29th February 2016 – Miami, Florida, USA
I’m spending the “bonus” day of 2016 in transit from Greenwich, CT to Miami, Fl. In an attempt to keep myself conscious, I’m jotting a few safari notes between moments of peeping out the window and spying the endless sandy beaches of what I think to be North Carolina. This should keep me awake.
This is the second time of recent (the first was between Munich and Amsterdam) that I’ve found myself dozing off on a short flight. I seem to have developed a tendency to awake from these aerial catnaps with a violent start which, as far as I’m aware (I’m not actually awake for all of it you understand), consists of a powerful jerking of the head, chest and shoulders combined with an ungovernable leg twitching and, perhaps most disturbing of all, a passionate vocalisation of sorts.
I should confess that whether or not I actually make a noise is thus far unconfirmed. However, when one takes in the clearly embarrassed glances and giggles of my nearby passengers and sets against these the starkly contrasting, stone-faced rigidity of my unfortunate, next door fellows, one has to admit the embarrassing likelihood. Considering the expressions I’m surrounded by on this particular occasion you’d be forgiven in assuming I’d just whooped like a hyena on American Airlines.
03rd March 2016 – Miami, Florida, USA
I’ve had three fantastic days in Miami and surrounds. The weather has been splendid and three lovely young ladies, Laurie, Amanda and Emily, have proved the most charming and gracious hostesses. Lucky devil!
I went jogging in Pinecrest and found myself hopelessly lost in suburbia, classic behaviour I must ashamedly admit.
“Hi there, it’s Nic the friendly, British, outrageously handsome safari guide. Look I went jogging by mistake and cant find the way back to Laurie’s house. Could you give me a clue and keep this between us?”
Good heavens! South Beach was an eye opener of note. There seems to be a penchant amongst the residents, of an evening, to keep the swimming costume on, throw a diaphanous little silk number over the top before going forth unto the bars and restaurants with a vengeance. I’m quite certain that literally none of the ladies I saw favouring this particular fashion statement had been swimming, although they all looked tremendously buoyant.

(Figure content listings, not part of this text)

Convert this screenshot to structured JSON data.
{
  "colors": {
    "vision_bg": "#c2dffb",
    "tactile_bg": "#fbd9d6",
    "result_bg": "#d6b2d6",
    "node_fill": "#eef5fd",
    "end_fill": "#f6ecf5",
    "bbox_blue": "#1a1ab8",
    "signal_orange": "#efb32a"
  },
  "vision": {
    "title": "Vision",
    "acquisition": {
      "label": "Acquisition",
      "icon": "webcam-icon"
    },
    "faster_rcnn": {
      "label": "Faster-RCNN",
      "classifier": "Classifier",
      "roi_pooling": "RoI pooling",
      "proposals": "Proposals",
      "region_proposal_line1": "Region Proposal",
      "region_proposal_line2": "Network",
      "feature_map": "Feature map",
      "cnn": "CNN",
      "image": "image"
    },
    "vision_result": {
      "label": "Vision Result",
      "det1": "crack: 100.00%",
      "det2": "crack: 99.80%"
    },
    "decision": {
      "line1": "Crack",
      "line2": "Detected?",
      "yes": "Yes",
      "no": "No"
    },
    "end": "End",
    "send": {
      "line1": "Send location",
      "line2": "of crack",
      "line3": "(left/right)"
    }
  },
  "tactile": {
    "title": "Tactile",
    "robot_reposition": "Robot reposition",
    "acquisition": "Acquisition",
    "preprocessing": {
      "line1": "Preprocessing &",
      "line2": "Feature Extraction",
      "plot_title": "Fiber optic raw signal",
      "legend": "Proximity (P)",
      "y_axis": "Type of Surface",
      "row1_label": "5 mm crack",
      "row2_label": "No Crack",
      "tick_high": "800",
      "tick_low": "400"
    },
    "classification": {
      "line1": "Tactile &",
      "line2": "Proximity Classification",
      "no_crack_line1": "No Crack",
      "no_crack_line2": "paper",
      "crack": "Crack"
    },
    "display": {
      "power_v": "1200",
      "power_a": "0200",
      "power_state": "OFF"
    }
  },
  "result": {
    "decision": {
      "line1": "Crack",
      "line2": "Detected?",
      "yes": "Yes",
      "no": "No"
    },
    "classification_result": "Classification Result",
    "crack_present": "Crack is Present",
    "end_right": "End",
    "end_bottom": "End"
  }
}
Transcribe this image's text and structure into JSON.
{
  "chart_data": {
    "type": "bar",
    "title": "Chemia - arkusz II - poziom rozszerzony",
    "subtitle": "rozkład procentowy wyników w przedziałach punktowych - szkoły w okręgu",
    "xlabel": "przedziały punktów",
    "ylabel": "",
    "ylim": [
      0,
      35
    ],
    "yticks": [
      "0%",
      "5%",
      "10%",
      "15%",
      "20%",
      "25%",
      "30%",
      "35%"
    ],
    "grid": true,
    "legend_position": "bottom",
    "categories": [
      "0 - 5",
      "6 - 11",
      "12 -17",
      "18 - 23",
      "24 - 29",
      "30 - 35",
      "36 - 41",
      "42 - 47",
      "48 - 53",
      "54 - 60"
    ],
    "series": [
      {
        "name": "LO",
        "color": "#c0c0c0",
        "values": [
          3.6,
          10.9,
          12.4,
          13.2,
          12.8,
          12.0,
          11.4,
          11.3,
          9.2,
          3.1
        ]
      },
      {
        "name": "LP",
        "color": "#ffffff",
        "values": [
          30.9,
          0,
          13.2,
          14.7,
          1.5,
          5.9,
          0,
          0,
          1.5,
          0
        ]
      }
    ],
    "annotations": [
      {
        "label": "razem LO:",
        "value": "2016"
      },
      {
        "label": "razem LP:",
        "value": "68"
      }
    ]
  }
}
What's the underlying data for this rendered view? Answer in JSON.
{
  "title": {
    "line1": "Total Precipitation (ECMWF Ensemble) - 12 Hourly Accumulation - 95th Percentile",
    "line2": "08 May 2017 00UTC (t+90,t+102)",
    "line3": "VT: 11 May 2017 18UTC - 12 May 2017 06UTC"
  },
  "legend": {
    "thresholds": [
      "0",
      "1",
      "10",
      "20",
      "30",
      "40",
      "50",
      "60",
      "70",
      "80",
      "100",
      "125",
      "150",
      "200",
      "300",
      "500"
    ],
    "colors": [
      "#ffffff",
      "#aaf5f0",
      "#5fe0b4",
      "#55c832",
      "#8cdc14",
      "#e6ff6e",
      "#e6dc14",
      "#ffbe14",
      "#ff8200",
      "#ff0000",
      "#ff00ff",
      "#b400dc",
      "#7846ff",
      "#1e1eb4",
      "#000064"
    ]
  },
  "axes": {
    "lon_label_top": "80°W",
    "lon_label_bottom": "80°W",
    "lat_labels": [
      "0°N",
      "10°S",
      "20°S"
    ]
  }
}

We saw a lady in corset, stockings and suspenders leading her companion, a rather scantily attired gentleman with an all obvious zeal for leather underpants, along the sidewalk (that is American for pavement) by a dog collar and lead (that is English for Leash). I know I’m British and thus, by rights a complete prude, but it was only four o’ clock in the afternoon! On a Tuesday! Now you call me old fashioned if you must but hells bells, what the dickens is going on with that?
The highlight of my time here was driving out on the Old Tamiami Trail to the everglades, taking a walk through this remarkable ecosystem and even getting to ride in one of their famous airboats, a large tea tray with equally large hairdryer on the back.
In her book “Rivers of Grass”, pioneering American conservationist, Marjory Stoneman Douglas opens with the passage “there are no other everglades in the world.”
The main wildlife spectacle here is certainly the abundant American Alligator, but we also viewed a plethora of birds, reptiles, amphibians and even a rather bizarre looking, and somehow semi-tamed, Fox Squirrel. I got out to take a photograph and he tried to jump into the car.
Alligators and crocodiles belong to different families of the order Crocodilia but they’re not all that easy to tell apart. Alligators tend to have a broader, blunter snout than that of crocodiles; it resembles more a U-shape and the crocodiles more a V-shape (Alligator below).
In alligators, the upper jaw is wider than the lower jaw and, in fact, completely overlaps it. Therefore, the teeth in the lower jaw are almost entirely hidden when the mouth is closed, fitting neatly into little depressions in the upper jaw.
In contrast, crocodiles have an upper and lower jaw that are pretty much equal in width. The lower teeth line up along the margin of the upper jaw when the mouth is closed, interlocking with those in the upper jaw. This is most noticeable on the fourth tooth in the lower jaw (normally the largest tooth in both ‘gators and croc’s) being invisible on the Alligator and prominent on the Crocodile (Croc’ Below).
Regardless of the differences, both prove extraordinarily successful in the discouragement of swimming, whatever of the weather.